Dopo pranzo mi ricordo – eureka me ne ricordo, si vede che il mio inconscio è all’erta, di solito queste cose le rimuovo – la circolare della dirigente.
Prima che mi passi di mente vado su internet e la cerco. È lunga, do un’occhiata. Capisco. Stanno per prendermi le convulsioni. Credo che una circolare simile stia cercando in tutte le scuole del regno, si vede che è frutto di copia e incolla.
Ricopio testualmente un pezzo:

Il coinvolgimento e la fattiva collaborazione delle risorse umane di cui dispone l’istituto, l’identificazione e l’attaccamento all’istituzione, la motivazione, il clima relazionale ed il benessere organizzativo, la consapevolezza delle scelte operate e delle motivazioni di fondo, la partecipazione attiva e costante, la trasparenza, l’assunzione di un modello operativo vocato al miglioramento continuo di tutti i processi di cui si compone l’attività della scuola non possono darsi solo per effetto delle azioni poste in essere dalla dirigenza, ma chiamano in causa tutti e ciascuno, quali espressione della vera professionalità che va oltre l’esecuzione di compiti ordinari, ancorché fondamentali, e sa fare la differenza; essi sono elementi indispensabili all’implementazione di un Piano che superi la dimensione del mero adempimento burocratico e ne faccia reale strumento di lavoro, in grado di canalizzare l’uso e la valorizzazione delle risorse umane e strutturali, di dare un senso ed una direzione chiara all’attività dei singoli e dell’istituzione nel suo complesso.
Migliorare l’azione amministrativa e didattica nell’ottica dello sviluppo delle nuove tecnologie e della de materializzazione.  Migliorare la comunicazione fra tutti gli attori. Procedere alle azioni di dematerializzazione attraverso interventi sul sito. Migliorare i rapporti scuola famiglia. Semplificare le modalità di accesso da parte degli studenti alle attività extracurriculari. Stabilire criteri di accesso alle iniziative sempre più trasparenti e oggettivi. Monitorare e analizzare i dati relativi ad ogni iniziativa. Assumere iniziative volte al pieno successo scolastico agendo contro reiezione e dispersione scolastica attivando azioni efficaci di accoglienza degli alunni.

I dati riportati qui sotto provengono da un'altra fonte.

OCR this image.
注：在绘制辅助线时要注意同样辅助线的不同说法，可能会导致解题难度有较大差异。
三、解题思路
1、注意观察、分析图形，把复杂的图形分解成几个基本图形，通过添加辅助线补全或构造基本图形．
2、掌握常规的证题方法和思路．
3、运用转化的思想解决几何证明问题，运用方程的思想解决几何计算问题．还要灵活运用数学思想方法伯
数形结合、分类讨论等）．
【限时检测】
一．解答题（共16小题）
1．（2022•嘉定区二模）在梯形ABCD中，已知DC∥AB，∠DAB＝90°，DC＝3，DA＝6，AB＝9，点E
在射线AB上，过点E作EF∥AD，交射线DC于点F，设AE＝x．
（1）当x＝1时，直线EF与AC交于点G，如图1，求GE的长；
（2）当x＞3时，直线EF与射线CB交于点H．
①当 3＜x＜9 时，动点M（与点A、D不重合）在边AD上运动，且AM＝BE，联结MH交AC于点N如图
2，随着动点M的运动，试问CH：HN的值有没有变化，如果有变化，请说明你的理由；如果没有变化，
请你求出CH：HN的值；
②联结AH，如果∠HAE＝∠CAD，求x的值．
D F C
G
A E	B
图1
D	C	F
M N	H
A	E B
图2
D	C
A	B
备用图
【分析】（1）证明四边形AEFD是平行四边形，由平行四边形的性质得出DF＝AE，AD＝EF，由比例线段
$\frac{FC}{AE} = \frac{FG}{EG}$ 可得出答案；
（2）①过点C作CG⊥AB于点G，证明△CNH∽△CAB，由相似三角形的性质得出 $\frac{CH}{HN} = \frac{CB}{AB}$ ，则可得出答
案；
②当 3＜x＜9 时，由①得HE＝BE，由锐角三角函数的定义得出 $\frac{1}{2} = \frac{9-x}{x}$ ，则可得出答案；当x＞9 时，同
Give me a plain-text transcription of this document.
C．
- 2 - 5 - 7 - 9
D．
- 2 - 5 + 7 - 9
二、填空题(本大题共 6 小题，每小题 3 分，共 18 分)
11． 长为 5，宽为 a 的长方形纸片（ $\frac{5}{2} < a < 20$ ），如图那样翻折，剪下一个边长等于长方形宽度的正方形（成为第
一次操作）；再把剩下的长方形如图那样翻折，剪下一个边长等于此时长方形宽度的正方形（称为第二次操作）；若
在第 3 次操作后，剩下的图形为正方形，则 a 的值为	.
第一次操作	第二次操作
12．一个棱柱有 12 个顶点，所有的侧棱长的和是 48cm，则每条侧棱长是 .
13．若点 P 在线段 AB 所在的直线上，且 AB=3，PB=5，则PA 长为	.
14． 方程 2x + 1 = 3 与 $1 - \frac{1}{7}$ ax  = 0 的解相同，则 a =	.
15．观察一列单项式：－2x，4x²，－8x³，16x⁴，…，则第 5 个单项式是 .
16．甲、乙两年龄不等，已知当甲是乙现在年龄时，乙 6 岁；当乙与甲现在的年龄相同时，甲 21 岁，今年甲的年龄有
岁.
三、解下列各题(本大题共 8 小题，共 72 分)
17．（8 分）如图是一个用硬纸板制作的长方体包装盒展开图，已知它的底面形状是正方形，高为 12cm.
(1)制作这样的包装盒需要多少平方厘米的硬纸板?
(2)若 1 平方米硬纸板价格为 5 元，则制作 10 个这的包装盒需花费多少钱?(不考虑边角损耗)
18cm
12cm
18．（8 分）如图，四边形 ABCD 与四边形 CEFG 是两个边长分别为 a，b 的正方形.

Continua così per sei pagine che non riesco a leggere, oggi proprio no, e conclude con:
Il presente atto costituisce, per norma atto tipico della gestione dell’istituzione scolastica in regime di autonomia ed è acquisito agli atti della scuola; pubblicato sul sito web della scuola; reso noto ai competenti organi collegiali.

Ci sarà il notaio al collegio?

Mi prende una rabbia e una tristezza infinita e penso a quella parola, che nel contesto in cui si trova non ho capito cosa significhi “dematerializzazione”.

Per me adesso significa una cosa sola: scomparsa della materia.

Cerebrale.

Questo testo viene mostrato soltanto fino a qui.